Tom, oltre a essere un super attore, sei anche un super produttore, hai una compagnia di produzione, Playtone. Perché produrre altri progetti, oltre ai tuoi film?
Tom Non ho mai voluto essere l’attore che stava comodamente seduto sul divano ad aspettare che gli offrissero un ruolo. È iniziato tutto con Jonathan Demme: mentre giravamo Philadelphia, mi presentò Gary Goetzman, con cui da anni produco tutto quello che faccio. La nostra prima collaborazione fu con Music Graffiti, primo film scritto e diretto da me. Mi sono innamorato del processo creativo di produzione, che oltretutto mi dà la possibilità di collaborare con mia moglie Rita, fonte inesauribile di ispirazione.
A proposito di musica, ti ricordi il primo album che hai comprato?

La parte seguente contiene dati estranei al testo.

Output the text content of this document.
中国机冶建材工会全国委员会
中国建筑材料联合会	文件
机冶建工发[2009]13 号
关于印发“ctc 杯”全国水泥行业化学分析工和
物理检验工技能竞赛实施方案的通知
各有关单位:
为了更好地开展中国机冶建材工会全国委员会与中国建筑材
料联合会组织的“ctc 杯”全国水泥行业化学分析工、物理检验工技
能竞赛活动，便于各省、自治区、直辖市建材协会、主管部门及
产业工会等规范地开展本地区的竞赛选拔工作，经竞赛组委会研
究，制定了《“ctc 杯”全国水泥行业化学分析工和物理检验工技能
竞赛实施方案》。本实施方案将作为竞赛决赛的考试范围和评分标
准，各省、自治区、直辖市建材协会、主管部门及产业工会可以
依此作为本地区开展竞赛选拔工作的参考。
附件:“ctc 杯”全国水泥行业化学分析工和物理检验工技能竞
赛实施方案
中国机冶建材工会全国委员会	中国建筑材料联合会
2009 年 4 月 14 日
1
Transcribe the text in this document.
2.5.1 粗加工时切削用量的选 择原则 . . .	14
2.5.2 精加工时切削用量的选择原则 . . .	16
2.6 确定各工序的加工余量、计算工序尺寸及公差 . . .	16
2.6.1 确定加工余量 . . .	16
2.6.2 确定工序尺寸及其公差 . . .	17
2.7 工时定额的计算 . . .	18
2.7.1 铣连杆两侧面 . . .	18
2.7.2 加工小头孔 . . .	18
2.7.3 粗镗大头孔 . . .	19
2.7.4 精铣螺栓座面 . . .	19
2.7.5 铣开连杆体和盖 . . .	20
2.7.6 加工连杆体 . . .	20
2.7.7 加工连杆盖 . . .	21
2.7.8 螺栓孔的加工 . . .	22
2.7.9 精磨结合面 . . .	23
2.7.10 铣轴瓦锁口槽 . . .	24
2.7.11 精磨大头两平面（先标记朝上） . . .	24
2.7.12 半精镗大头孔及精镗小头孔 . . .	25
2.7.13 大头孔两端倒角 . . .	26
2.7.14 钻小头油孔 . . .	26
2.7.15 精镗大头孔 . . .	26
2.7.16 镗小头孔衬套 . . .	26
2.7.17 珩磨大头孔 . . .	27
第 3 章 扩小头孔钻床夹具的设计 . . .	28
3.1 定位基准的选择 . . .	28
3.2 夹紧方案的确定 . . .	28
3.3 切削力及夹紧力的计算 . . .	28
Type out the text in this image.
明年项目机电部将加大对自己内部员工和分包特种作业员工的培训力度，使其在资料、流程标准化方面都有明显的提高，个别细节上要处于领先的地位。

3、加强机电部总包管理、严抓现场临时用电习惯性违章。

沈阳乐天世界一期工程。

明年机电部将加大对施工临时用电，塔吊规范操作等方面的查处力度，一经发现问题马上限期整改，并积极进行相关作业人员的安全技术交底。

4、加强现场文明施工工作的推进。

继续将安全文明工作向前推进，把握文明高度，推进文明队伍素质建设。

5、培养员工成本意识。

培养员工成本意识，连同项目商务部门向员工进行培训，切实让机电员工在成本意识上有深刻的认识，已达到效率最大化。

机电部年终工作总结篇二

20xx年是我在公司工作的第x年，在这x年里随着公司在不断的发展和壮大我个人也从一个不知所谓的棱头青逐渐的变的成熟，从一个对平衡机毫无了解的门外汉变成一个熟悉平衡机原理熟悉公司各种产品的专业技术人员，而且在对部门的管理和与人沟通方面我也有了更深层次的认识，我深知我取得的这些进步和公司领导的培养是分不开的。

Tom Aerie di John Denver, sono sicuro al 100%! Mio padre viaggiava molto (i suoi genitori erano divorziati, ndr), ricordo che da bambino in un anno abbiamo traslocato dieci volte, e per quel motivo non potevo avere troppi dischi, dovevo essere sempre… leggero. Ascoltavo musica da una radiolina di una compagnia coreana, che poi è diventata la Samsung. Mi addormentavo con la radio, mi svegliavo con la radio, sognavo con la radio, e la ascolto ancora oggi, soprattutto quando sono bloccato nel traffico di Los Angeles.
Mi racconti uno dei momenti più belli del tuo tempo sul set?
Tom A ogni film che faccio è il five dollar friday. Ogni venerdì tutti i membri della troupe cinematografica mettono in un cesto una banconota da 5 dollari, su cui scrivono il proprio nome. Alla fine della giornata, che spesso segna la fine di una dura settimana di lavoro, viene estratta una banconota: il nome che c’è sopra vince tutto. Con tutti i film che ho fatto ho vinto solo una volta, sul set de La guerra di Charlie Wilson. Sono rimasto sorpreso quando ho scoperto che Clint non conosceva questo gioco!
Clint Forse perché, quando ho iniziato a recitare, 5 dollari per noi erano uno stipendio!